Fisiologico anche qualche riferimento polemico al Pd e al suo segretario Matteo Renzi, verso il quale – in più di un’occasione – sia Camilleri che D’Alema hanno speso parole fortemente critiche. “Oggi la realtà del Partito Democratico è quella di una forza che appare prigioniera di una guida personale: è diventato il partito di una persona”, ha commentato D’Alema che, non a caso, ha guidato la scissione dello scorso febbraio e poi il processo che ha portato al naufragio della possibile alleanza elettorale con i dem, senza dimenticare i tempi dell’opposizione interna a Renzi culminati nel No convinto espresso al referendum costituzionale del 4 dicembre scorso. “Come il partito di Grillo è di Grillo e il partito di Berlusconi è di Berlusconi. Si è adeguato anche il Pd“, ha invece replicato secco Camilleri.  Secondo il quale, in sostanza, i democratici si sono spostati troppo al centro, fino al punto di dimenticarsi le loro origini di sinistra: “Mi sembra che in questo momento parlare di centrodestra e di centrosinistra sia un po’ un modo di barare al gioco. Perché il cen­trosinistra in realtà è centro, ed è già tanto che non sia solo destra. Anche se continua a spacciarsi per centrosinistra. A un certo punto avevo sperato veramente che si riuscisse in Italia a ripetere il miracolo che in Grecia fece Tsipras quando riuscì a riunire vari gruppi della sinistra.

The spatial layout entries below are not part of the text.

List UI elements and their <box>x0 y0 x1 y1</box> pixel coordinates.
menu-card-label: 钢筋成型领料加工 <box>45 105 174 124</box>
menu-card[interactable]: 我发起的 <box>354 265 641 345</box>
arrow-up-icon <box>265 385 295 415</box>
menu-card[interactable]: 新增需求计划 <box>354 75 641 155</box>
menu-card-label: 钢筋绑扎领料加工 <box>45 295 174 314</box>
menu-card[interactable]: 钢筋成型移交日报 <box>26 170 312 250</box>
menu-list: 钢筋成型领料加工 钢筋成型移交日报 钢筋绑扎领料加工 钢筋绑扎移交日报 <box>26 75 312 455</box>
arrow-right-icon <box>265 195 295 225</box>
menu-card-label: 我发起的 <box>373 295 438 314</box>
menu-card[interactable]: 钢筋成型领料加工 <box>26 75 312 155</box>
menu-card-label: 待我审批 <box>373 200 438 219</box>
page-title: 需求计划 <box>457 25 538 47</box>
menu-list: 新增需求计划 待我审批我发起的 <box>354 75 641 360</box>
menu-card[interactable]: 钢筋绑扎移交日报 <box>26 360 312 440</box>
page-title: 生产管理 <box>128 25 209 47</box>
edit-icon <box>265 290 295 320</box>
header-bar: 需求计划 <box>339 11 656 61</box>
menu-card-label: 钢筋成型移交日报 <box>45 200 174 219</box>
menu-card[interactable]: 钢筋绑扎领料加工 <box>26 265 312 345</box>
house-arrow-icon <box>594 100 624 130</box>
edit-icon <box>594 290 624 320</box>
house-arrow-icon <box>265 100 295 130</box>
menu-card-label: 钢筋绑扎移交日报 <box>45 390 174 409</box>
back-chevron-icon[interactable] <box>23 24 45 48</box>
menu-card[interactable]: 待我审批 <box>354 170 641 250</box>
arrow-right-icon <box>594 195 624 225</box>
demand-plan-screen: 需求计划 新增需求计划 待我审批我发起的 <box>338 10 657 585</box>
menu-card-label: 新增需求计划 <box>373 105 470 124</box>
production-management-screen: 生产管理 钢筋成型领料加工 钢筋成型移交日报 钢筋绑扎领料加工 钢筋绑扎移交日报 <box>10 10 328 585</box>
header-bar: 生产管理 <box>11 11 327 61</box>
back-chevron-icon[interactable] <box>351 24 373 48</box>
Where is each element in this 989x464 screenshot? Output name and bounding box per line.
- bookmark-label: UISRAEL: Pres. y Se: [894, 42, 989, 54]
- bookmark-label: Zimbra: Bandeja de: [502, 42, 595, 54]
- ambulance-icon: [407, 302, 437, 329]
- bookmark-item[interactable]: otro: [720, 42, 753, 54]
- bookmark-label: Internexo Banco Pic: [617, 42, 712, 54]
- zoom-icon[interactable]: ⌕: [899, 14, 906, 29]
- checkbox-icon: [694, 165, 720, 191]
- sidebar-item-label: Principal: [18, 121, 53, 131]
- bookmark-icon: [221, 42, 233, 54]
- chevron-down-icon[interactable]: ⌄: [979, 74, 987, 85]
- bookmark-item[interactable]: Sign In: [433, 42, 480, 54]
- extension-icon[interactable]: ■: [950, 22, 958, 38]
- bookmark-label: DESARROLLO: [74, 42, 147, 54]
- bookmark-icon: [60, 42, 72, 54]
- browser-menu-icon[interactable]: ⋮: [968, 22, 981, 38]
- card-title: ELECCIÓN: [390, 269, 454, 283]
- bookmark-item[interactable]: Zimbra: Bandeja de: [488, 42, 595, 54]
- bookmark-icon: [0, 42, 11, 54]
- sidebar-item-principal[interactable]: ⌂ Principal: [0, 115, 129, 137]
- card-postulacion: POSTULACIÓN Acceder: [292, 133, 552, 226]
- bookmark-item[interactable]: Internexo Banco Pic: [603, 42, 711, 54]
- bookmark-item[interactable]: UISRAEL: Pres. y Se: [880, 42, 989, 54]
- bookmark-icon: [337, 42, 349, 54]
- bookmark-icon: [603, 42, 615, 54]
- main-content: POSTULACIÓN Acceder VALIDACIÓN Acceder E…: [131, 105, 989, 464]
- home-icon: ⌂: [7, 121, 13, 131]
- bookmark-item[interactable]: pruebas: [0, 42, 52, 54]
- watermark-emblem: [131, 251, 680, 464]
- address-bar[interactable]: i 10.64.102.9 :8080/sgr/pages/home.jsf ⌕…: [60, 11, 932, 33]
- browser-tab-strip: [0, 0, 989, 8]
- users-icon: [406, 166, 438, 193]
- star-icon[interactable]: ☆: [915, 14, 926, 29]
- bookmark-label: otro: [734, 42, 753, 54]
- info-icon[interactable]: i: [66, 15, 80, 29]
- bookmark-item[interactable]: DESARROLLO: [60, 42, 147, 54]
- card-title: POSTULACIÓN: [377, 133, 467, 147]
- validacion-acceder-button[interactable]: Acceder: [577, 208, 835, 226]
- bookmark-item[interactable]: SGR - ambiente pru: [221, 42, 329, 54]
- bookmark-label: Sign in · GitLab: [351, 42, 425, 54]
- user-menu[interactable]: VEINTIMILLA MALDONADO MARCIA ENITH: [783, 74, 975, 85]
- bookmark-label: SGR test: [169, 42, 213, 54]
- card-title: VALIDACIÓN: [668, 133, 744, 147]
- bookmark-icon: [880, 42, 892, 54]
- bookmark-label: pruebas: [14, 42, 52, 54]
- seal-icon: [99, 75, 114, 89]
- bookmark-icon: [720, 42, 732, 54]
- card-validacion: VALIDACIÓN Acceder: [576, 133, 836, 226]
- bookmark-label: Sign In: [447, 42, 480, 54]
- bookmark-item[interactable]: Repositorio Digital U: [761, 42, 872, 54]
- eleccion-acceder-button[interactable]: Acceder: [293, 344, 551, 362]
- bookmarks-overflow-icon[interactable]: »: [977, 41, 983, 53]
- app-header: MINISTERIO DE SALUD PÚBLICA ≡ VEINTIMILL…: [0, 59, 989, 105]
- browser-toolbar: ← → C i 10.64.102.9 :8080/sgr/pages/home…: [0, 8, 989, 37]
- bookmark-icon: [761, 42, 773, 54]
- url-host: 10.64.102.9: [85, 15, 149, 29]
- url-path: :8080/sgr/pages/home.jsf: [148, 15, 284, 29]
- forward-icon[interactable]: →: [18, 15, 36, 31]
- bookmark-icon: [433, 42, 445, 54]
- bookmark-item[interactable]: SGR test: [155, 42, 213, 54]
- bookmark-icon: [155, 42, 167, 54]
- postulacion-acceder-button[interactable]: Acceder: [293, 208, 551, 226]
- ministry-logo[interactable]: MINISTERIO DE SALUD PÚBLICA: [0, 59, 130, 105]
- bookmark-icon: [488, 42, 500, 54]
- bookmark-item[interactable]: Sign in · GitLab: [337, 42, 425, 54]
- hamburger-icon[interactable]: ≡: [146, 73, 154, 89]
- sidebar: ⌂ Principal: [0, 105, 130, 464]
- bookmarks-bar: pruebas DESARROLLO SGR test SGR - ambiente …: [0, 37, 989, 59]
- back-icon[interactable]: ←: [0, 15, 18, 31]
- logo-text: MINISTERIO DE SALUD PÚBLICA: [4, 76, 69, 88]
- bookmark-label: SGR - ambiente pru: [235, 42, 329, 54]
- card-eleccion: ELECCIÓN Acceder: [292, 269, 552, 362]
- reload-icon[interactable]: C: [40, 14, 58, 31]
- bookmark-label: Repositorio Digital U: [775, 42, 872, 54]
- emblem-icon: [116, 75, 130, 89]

Ma la vedo difficile“. Come a dire che il Pd, con la sinistra, ha ormai poco a che vedere. Un’opinione, ovviamente, confermata pure da D’Alema: “Bisognerebbe cercare di fare emergere in Italia una possibilità diversa. È lo sforzo di queste settimane, di questi mesi: mettere in campo una possibilità diversa. Incontro molte persone che mi dicono: datemi qualcosa per cui votare, perché altrimenti rimango a casa“.

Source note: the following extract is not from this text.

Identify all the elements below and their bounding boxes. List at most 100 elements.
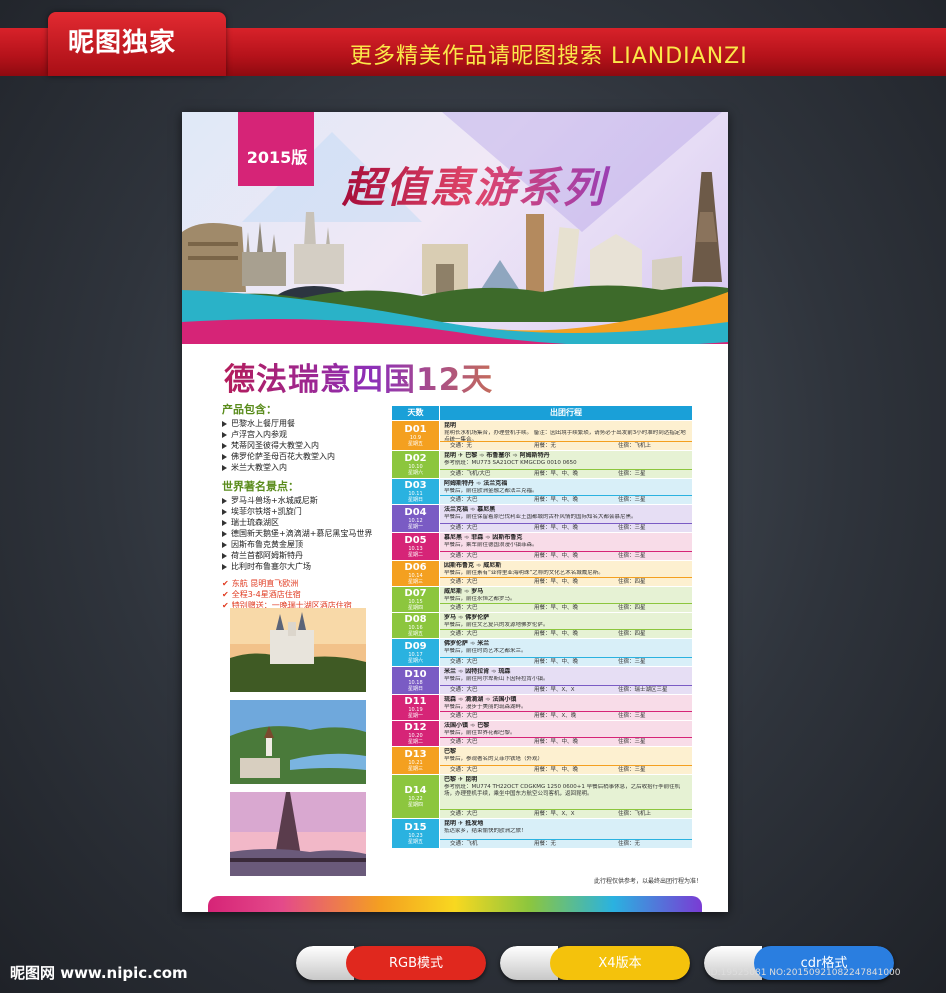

Idee, in fondo, analoghe i due le hanno espresse anche a proposito della rivoluzione tecnologica e digitale in corso, ritenuta una grande opportunità a patto, però, che venga governata nell’interesse collettivo. “Io di fronte alla tecnologia non mi spavento, mi spavento per l’uso che se ne fa“, ha rilevato Camilleri, prima di aggiungere: “Come l’invenzione dell’aereo, che è stata una cosa meravigliosa, ma poi è servita per sganciare la bomba su Hiroshima. Bisogna che la politica futura si interessi al corretto uso della tecnologia. Non so come potrà farlo, ma è una questione molto seria“. E lo stesso lo ha sottolineato pure D’Alema per il quale occorre che le istituzioni accompagnino la rivoluzione tecnologica con politiche di carattere sociale, per evitare che qualcuno resti troppo indietro o venga escluso, dimenticato o abbandonato in virtù dell’impatto inevitabile che il progresso sta producendo sulla società. Che poi è anche (o soprattutto) positivo, ha ricordato Camilleri che ha sottolineato quanto sia cambiato negli ultimi anni il lavoro di scrittore: “Tante cose sono diventate più facili. Molte ormai si fanno sen­za muoversi di casa, lavorando con la rete, da remoto. Per me è stato così“. Ed è un beneficio per tutti noi che possiamo ancora goderci i suoi libri e i suoi personaggi.